I knew I had to be overlooking something, some small detail like the angle of my wrist or some specific way of turning it, but I could never figure out what it was. Not wanting to acknowledge my own lack of skill and development, I even started questioning whether the technique itself might simply have been one that had been stripped of any effective content and somewhere along the line lost actual applicability.
Whenever I thought about hijinobashi aiki I could easily recall both what Hisa Sensei had said about it and the feeling of his wrist and the back of his hand as he applied it, which it all the more vexing that I couldn’t do it. After a while I just started to forget about it and I stopped trying to figure it out. Then it happened one day, some time after Hisa Sensei’s passing, that I had an opportunity to take up the problem once again, and after studying it from a variety of angles I finally discovered the needed principle that would allow me to do hijinobashi aiki successfully. Once I understood it all seemed so simple! I realized that the key had been right under my feet all the time.
Even better, I also realized that this newfound principle could be applied to a wide range of situations other than katatedori, so that no matter where my opponent attempted to grab me or my clothing I could use it to do an effective technique without necessarily having to turn his palm up and reverse his wrist in the usual way typically done in jujutsu techniques. No matter what the specific starting position of my opponent’s wrist or hand, I was able to straighten his elbow in an instant by applying just a little force in a particular way, in the process sending a shock to his body that sometimes even penetrated to his very center via his abdominal region. An opponent to whom this technique has been applied suddenly becomes unable to release his grip, finds the power draining out of his attack as he is floated upwards, and becomes subject to control by the will of the person applying the technique.
The foundations of Daito-ryu are said to be built on the dual aspects of hand shifting (tesabaki) and body shifting (taisabaki), and hijinobashi aiki is a quintessential example of the former.
Just an Inch or So Up or Down
Daito-ryu contains a considerable number of techniques used to defend against grabs to the hand, wrist, or arm (tedori), and many of these defenses are considerably advanced in the sense that they require a high degree of mastery of certain subtle skills.

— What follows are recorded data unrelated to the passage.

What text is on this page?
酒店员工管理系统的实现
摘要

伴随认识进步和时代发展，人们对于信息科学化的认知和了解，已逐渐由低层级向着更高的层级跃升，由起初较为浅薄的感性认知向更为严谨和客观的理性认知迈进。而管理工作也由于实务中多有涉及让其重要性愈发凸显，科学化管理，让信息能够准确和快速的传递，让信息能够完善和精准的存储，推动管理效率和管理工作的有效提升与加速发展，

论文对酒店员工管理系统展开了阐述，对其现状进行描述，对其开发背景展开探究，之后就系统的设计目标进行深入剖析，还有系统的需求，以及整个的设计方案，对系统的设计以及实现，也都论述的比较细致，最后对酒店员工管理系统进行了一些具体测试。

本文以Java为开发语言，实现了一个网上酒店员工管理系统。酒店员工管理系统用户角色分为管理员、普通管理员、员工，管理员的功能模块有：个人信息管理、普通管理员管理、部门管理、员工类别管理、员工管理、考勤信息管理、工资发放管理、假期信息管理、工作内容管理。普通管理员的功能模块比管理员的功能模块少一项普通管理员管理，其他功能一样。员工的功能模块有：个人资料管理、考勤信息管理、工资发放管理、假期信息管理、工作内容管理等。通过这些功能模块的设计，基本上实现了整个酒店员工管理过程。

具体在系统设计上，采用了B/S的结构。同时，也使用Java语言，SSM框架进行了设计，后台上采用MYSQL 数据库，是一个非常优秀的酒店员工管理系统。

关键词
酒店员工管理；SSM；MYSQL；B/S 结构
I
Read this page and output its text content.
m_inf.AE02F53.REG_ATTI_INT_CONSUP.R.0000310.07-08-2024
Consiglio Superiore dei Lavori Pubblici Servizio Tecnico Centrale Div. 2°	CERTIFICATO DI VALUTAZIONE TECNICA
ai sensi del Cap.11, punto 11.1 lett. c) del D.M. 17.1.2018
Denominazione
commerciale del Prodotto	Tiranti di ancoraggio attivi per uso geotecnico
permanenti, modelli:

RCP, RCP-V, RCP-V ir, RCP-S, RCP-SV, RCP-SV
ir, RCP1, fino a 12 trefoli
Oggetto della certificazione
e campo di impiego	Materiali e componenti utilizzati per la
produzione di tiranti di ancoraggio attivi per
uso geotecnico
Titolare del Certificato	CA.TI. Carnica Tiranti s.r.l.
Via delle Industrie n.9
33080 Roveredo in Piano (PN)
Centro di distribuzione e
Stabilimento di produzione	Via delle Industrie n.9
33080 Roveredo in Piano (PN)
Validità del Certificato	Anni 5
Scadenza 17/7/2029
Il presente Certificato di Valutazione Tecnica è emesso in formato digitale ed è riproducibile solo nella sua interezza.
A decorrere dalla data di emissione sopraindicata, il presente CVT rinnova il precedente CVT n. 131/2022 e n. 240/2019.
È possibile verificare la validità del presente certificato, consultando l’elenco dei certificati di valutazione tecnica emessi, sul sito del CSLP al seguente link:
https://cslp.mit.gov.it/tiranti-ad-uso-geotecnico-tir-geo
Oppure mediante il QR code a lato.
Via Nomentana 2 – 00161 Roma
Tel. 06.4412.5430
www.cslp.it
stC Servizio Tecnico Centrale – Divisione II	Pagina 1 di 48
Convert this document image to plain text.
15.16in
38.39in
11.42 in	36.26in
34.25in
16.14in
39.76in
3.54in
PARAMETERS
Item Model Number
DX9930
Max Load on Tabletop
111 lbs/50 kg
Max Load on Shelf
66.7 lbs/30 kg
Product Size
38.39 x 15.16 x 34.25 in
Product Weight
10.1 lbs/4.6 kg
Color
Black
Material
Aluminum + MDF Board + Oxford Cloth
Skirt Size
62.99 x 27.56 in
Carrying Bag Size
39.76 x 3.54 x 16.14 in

Hijinobashi aiki is a prime example. Most tedori techniques begin with your opponent taking hold of your wrist or arm with the intent of controlling or manipulating it or hampering its freedom of movement. What is interesting about Daito-iyu is that techniques like hijinobashi aiki let you demonstrate to your opponent immediately that this feeling of superiority or control is an illusion, and that the act of grabbing itself in fact discloses a weakness or opening on his part.
Although this principle is also used in executing techniques in the nikajo and sankajo series, such as shutozume and double- or single-handed shihonage, nowhere is it better exemplified than in the various tedori aiki techniques of which hijinobashi aiki is one of the best examples.
The effect of its successful application is that even from the instant your opponent begins to close his grip, he finds himself unable to let go as he unconsciously floats up on his toes or has his balance broken backward onto his heels; and then, without realizing exactly how or when, he is immobilized, pinned, or thrown.
Technically speaking, aiki techniques like hijinobashi aiki involve moving your wrist or the back of your hand inside your opponent’s grip according to a certain principle, but this movement tends to be so small that from the outside there seems to be hardly any movement at all. The movement is so subtle that it is no wonder that the opponent can hardly figure out what is happening.
For the time being I will refrain from discussing the specific principle of wrist movement that allows such techniques to work, but I would at least like to mention the direction in which you apply your force using the movement of your wrist or the back of your hand, namely toward a point just about an inch or so above or below your opponent’s shoulder. When your opponent comes to grab your wrist, his power is transferred along a straight line between his shoulder and his wrist. If you try to break his balance by pushing back directly in the opposite direction, you will simply run directly into the line of force of his grip, resulting in a stalemate at best, or at worst a disadvantage on your part since he can reinforce his power by bringing his weight to bear from above. In such a case it is as if both of you are simply pushing on opposite ends of a stick.
To avoid this, you must instead manipulate your wrist in such a way that you channel your power toward a point about an inch (issun) above or below his shoulder. (The exact location of this point depends on the situation and must be seen with your “mind’s eye.”) This causes your opponent’s shoulders to be drawn up, and in that condition it becomes amazingly easy to break his balance. Anyone who is interested should try having techniques like hijinobashi aiki applied to them and see for themselves.
As for the manipulation of the wrist itself, as I said, just an inch or so up or down (or left or right) is sufficient, and I recommend that people studying Daito-ryu strive to master this as well.